Ask HN: Concept Taxonomy Tools?

4 points by mud_dauber 1 year ago | 3 comments
I've got a Pocket bookmark repo with ~15K articles in it. I'm reasonably disciplined about tagging each saved article, but am swimming in tags (~1200). I'm attempting to organize the tags offline using pencil & paper (doing it in a code editor isn't cutting it.). Pocket attempts to streamline things but their UI leaves a lot to be desired - and is platform dependent.
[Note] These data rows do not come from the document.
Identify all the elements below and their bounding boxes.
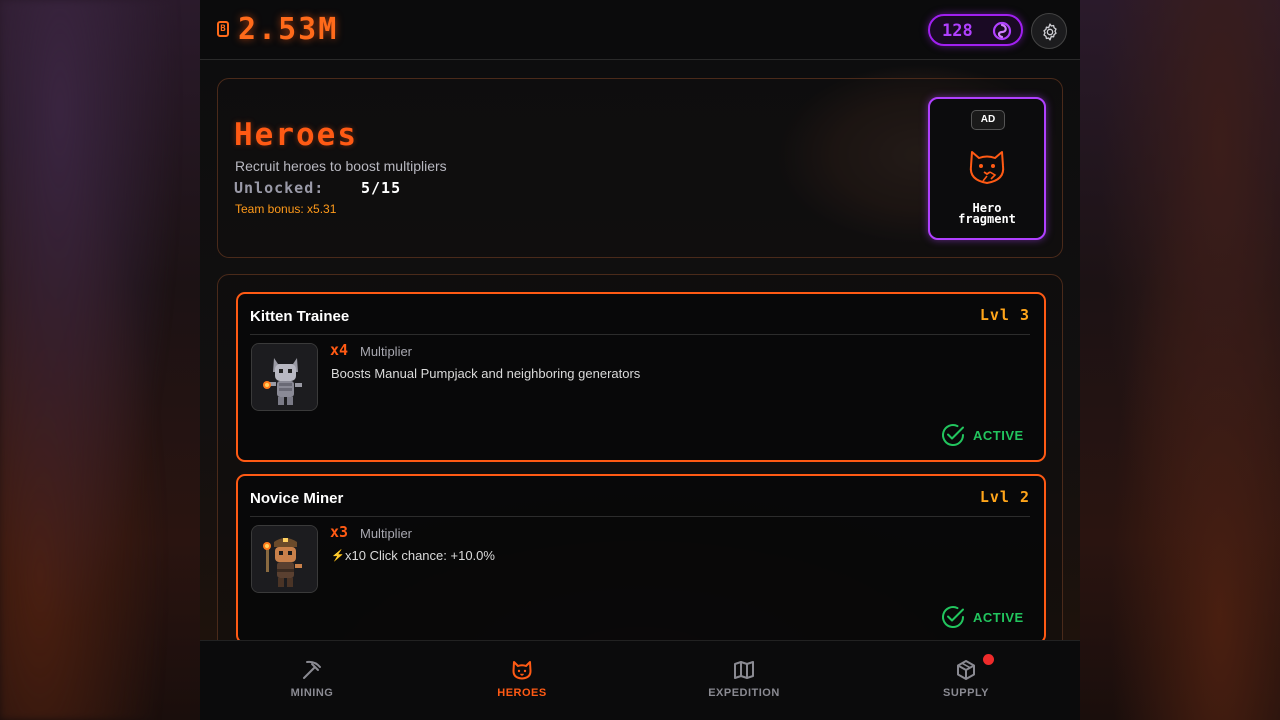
- hero-card-novice-miner[interactable]: Novice Miner Lvl 2 x3 Multiplier ⚡ x10 C…: [236, 474, 1046, 644]
- cat-icon: [512, 661, 532, 680]
- cat-face-icon: [969, 151, 1005, 184]
- gear-icon: [1043, 23, 1057, 41]
- page-subtitle: Recruit heroes to boost multipliers: [235, 158, 447, 174]
- hero-fragment-label-line2: fragment: [958, 212, 1016, 226]
- multiplier-label: Multiplier: [360, 526, 413, 541]
- nav-label-heroes: HEROES: [497, 687, 547, 699]
- multiplier-value: x4: [330, 341, 349, 359]
- heroes-header-card: Heroes Recruit heroes to boost multiplie…: [217, 78, 1063, 258]
- ad-badge: AD: [971, 110, 1005, 130]
- unlocked-label: Unlocked:: [234, 179, 325, 197]
- nav-label-expedition: EXPEDITION: [708, 687, 780, 699]
- hero-portrait-kitten-trainee: [251, 343, 318, 411]
- bottom-nav: MINING HEROES EXPEDITION SUPPLY: [200, 640, 1080, 720]
- divider: [250, 516, 1030, 517]
- nav-tab-heroes[interactable]: HEROES: [462, 641, 582, 720]
- coin-icon: B: [217, 21, 229, 37]
- pickaxe-icon: [303, 660, 321, 679]
- hero-name: Novice Miner: [250, 490, 344, 507]
- nav-tab-expedition[interactable]: EXPEDITION: [684, 641, 804, 720]
- gem-count: 128: [942, 21, 973, 41]
- bolt-icon: ⚡: [331, 550, 345, 562]
- notification-dot: [983, 654, 994, 665]
- divider: [250, 334, 1030, 335]
- box-icon: [957, 660, 975, 680]
- nav-label-supply: SUPPLY: [942, 687, 989, 699]
- novice-miner-sprite: [252, 526, 317, 592]
- status-label: ACTIVE: [973, 428, 1024, 443]
- hero-level: Lvl 2: [979, 488, 1030, 506]
- top-bar: B 2.53M 128: [200, 0, 1080, 60]
- unlocked-count: 5/15: [361, 179, 402, 197]
- kitten-trainee-sprite: [252, 344, 317, 410]
- nav-tab-mining[interactable]: MINING: [252, 641, 372, 720]
- check-circle-icon: [942, 606, 965, 629]
- hero-name: Kitten Trainee: [250, 308, 350, 325]
- game-app: B 2.53M 128 Heroes Recruit heroes to boo…: [200, 0, 1080, 720]
- team-bonus: Team bonus: x5.31: [235, 202, 337, 216]
- multiplier-value: x3: [330, 523, 349, 541]
- status-label: ACTIVE: [973, 610, 1024, 625]
- multiplier-label: Multiplier: [360, 344, 413, 359]
- check-circle-icon: [942, 424, 965, 447]
- status-badge: ACTIVE: [940, 604, 1032, 630]
- background-right: [1080, 0, 1280, 720]
- hero-fragment-ad-button[interactable]: AD Hero fragment: [928, 97, 1046, 240]
- page-title: Heroes: [234, 117, 358, 153]
- gem-counter[interactable]: 128: [928, 14, 1023, 46]
- hero-description: Boosts Manual Pumpjack and neighboring g…: [331, 366, 641, 381]
- hero-fragment-label: Hero fragment: [930, 202, 1044, 226]
- map-icon: [734, 661, 754, 679]
- hero-portrait-novice-miner: [251, 525, 318, 593]
- hero-description: x10 Click chance: +10.0%: [345, 548, 495, 563]
- status-badge: ACTIVE: [940, 422, 1032, 448]
- nav-tab-supply[interactable]: SUPPLY: [906, 641, 1026, 720]
- settings-button[interactable]: [1031, 13, 1067, 49]
- background-left: [0, 0, 200, 720]
- currency-balance: 2.53M: [238, 12, 339, 47]
- swirl-gem-icon: [992, 21, 1012, 41]
- nav-label-mining: MINING: [290, 687, 334, 699]
- hero-list: Kitten Trainee Lvl 3 x4 Multiplier Boost…: [217, 274, 1063, 654]
- hero-card-kitten-trainee[interactable]: Kitten Trainee Lvl 3 x4 Multiplier Boost…: [236, 292, 1046, 462]
- hero-level: Lvl 3: [979, 306, 1030, 324]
It's a laborious but interesting exercise - the paper taxonomy looks like it will have 50-100 top-level topics with 10-30 subtopics under each.

- Some are concatenations (jobdefs-career-work, fun-humor). - Some have multiple meanings (attention/behavior & attention/LLMs). - Some are being renamed as I go. (chat -> chatgpt)

Once complete I'll try matching this list with another pulled from my personal Jekyll site.

I looked at 1-2 online taxonomy tools before embarking on this sacred quest. Does this community have a favorite tool, for this type of job-to-be-done?

  • CrypticShift 1 year ago
    Did you try ChatGPT? It may also assist you in the matching.

    As a visual helper, you could also chart the 1K tags as embeddings in a 2D graph [1]

    My setup when manually working on this is a split-screen outliner (filter, drag&drop...).

    Once the taxonomy is done, I assume you will not be able to reflect those levels back in pocket ? I just see a flat list of tags there.

    [1] https://cookbook.openai.com/examples/visualizing_embeddings_...

    • mud_dauber 1 year ago
      I’ve used ChatGPT to create related concept lists. I haven’t settled on prompting strategy for the Pocket corpus (yet). The OAI recipe looks interesting, TY!

      And you’re right - I was using abbreviations, parent/child nomenclature, etc to hack Pocket’s tag structure. Yuck.

      • CrypticShift 1 year ago
        Make sure to use GPT-4 (not 3.5).

        I would say 10k/1k+ is too much for pocket. I prefer bookmark managers that have a dual folder/tag system. I try to take advantage of this duality in my taxonomy choices: hierarchical folders are at the base, with tags as more "lateral" descriptors.